Fluidstack is building GPU supercomputers for top AI labs, governments, and enterprises, with customers including Mistral, Poolside, Black Forest Labs, and Meta.
The team is small, highly motivated, and focused on providing a world-class supercomputing experience, prioritizing customer satisfaction and repeat business.
The company values high standards, ownership, and a positive attitude towards work and problem-solving.
Site Reliability Engineers (SREs) at Fluidstack are integral to the infrastructure, working across software, hardware, and operations to ensure the reliability and performance of the global GPU cloud.
SREs collaborate with networking, platform engineering, and data center operations teams to build scalable systems for AI workloads.
Responsibilities include tackling complex production issues, deploying resilient infrastructure, and improving platform stability and observability.
Daily tasks may involve deploying clusters of 1,000+ GPUs, validating infrastructure performance, migrating petabytes of data, debugging various issues, and building internal tools to enhance deployment efficiency.
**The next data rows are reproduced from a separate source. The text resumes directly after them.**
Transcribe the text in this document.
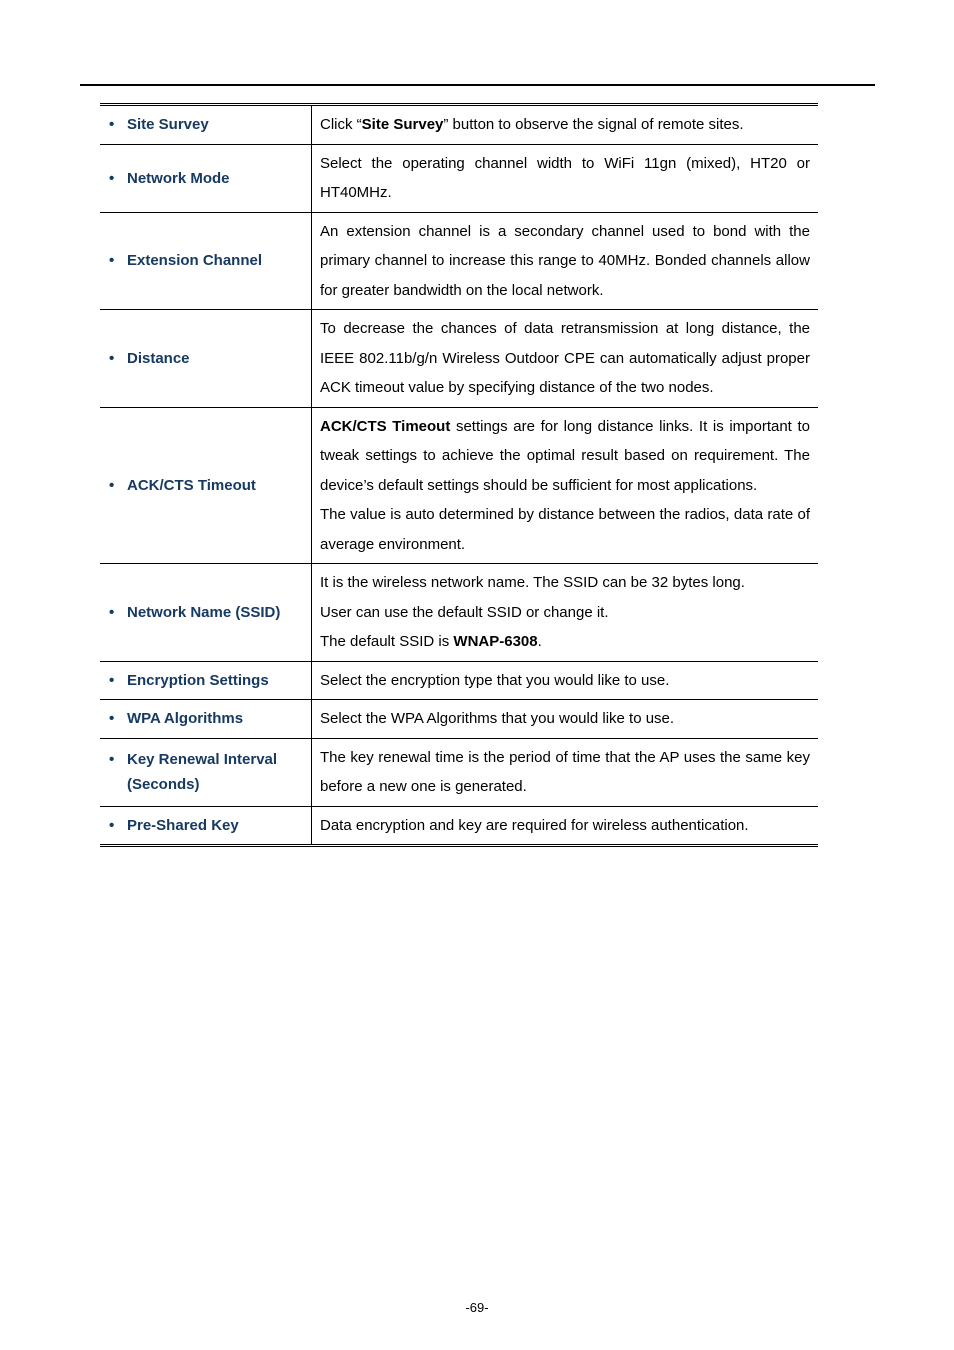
• Site Survey	Click “Site Survey” button to observe the signal of remote sites.

• Network Mode	Select the operating channel width to WiFi 11gn (mixed), HT20 or HT40MHz.

• Extension Channel	An extension channel is a secondary channel used to bond with the primary channel to increase this range to 40MHz. Bonded channels allow for greater bandwidth on the local network.

• Distance	To decrease the chances of data retransmission at long distance, the IEEE 802.11b/g/n Wireless Outdoor CPE can automatically adjust proper ACK timeout value by specifying distance of the two nodes.

• ACK/CTS Timeout	ACK/CTS Timeout settings are for long distance links. It is important to tweak settings to achieve the optimal result based on requirement. The device’s default settings should be sufficient for most applications.
The value is auto determined by distance between the radios, data rate of average environment.

• Network Name (SSID)	It is the wireless network name. The SSID can be 32 bytes long.
User can use the default SSID or change it.
The default SSID is WNAP-6308.

• Encryption Settings	Select the encryption type that you would like to use.

• WPA Algorithms	Select the WPA Algorithms that you would like to use.

• Key Renewal Interval (Seconds)	The key renewal time is the period of time that the AP uses the same key before a new one is generated.

• Pre-Shared Key	Data encryption and key are required for wireless authentication.
-69-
The role includes being part of an on-call rotation up to one week per month.
Requirements:
Candidates should have at least 2+ years of experience in SRE, DevOps, Sysadmin, and/or HPC engineering.
Strong verbal and written communication skills in English are required.
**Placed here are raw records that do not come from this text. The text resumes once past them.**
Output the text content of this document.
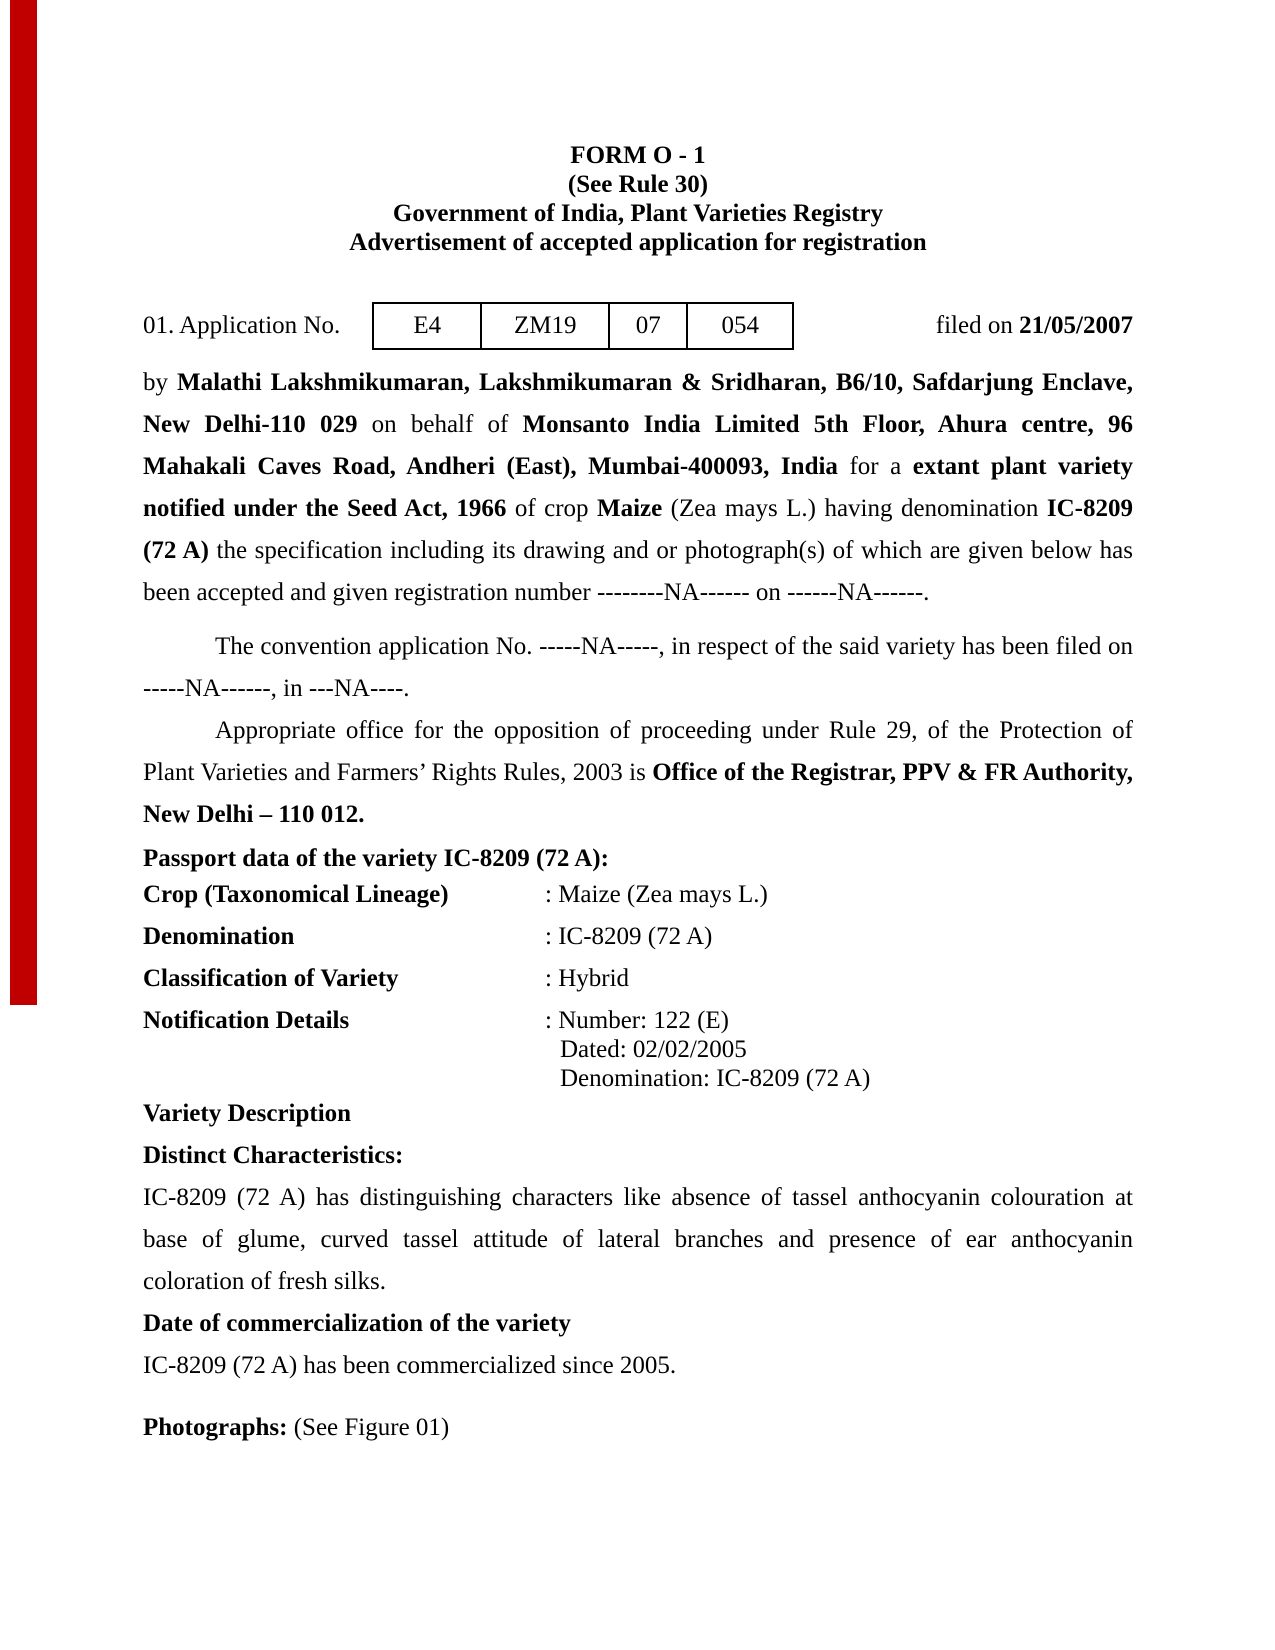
FORM O - 1
(See Rule 30)
Government of India, Plant Varieties Registry
Advertisement of accepted application for registration
01. Application No.	E4	ZM19	07	054	filed on 21/05/2007

by Malathi Lakshmikumaran, Lakshmikumaran & Sridharan, B6/10, Safdarjung Enclave, New Delhi-110 029 on behalf of Monsanto India Limited 5th Floor, Ahura centre, 96 Mahakali Caves Road, Andheri (East), Mumbai-400093, India for a extant plant variety notified under the Seed Act, 1966 of crop Maize (Zea mays L.) having denomination IC-8209 (72 A) the specification including its drawing and or photograph(s) of which are given below has been accepted and given registration number --------NA------ on ------NA------.

The convention application No. -----NA-----, in respect of the said variety has been filed on -----NA------, in ---NA----.

Appropriate office for the opposition of proceeding under Rule 29, of the Protection of Plant Varieties and Farmers’ Rights Rules, 2003 is Office of the Registrar, PPV & FR Authority, New Delhi – 110 012.

Passport data of the variety IC-8209 (72 A):
Crop (Taxonomical Lineage)	: Maize (Zea mays L.)
Denomination	: IC-8209 (72 A)
Classification of Variety	: Hybrid
Notification Details	: Number: 122 (E)
Dated: 02/02/2005
Denomination: IC-8209 (72 A)
Variety Description
Distinct Characteristics:

IC-8209 (72 A) has distinguishing characters like absence of tassel anthocyanin colouration at base of glume, curved tassel attitude of lateral branches and presence of ear anthocyanin coloration of fresh silks.

Date of commercialization of the variety
IC-8209 (72 A) has been commercialized since 2005.
Photographs: (See Figure 01)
Experience in deploying and operating Kubernetes and/or SLURM clusters is necessary.
Proficiency in programming languages such as Go, Python, and Bash is expected.
Familiarity with automation or Infrastructure as Code (IAC) tools like Ansible and Terraform is required.
A strong engineering background in fields such as Computer Science, Software Engineering, Math, or Computer Engineering is preferred.
Exceptional candidates may have experience building and operating AI workloads at 1000+ GPU scale, managing multi-tenant Kubernetes services, deploying infrastructure in data centers, and managing large-scale storage systems.
Benefits:
The position offers a competitive total compensation package that includes cash and equity.
A retirement or pension plan is provided, in line with local norms.
Health, dental, and vision insurance are included in the benefits package.
A generous paid time off (PTO) policy is offered, consistent with local standards.
Fluidstack operates on a remote-first basis, with offices in London, New York, and San Francisco, and provides access to WeWork for employees in other locations.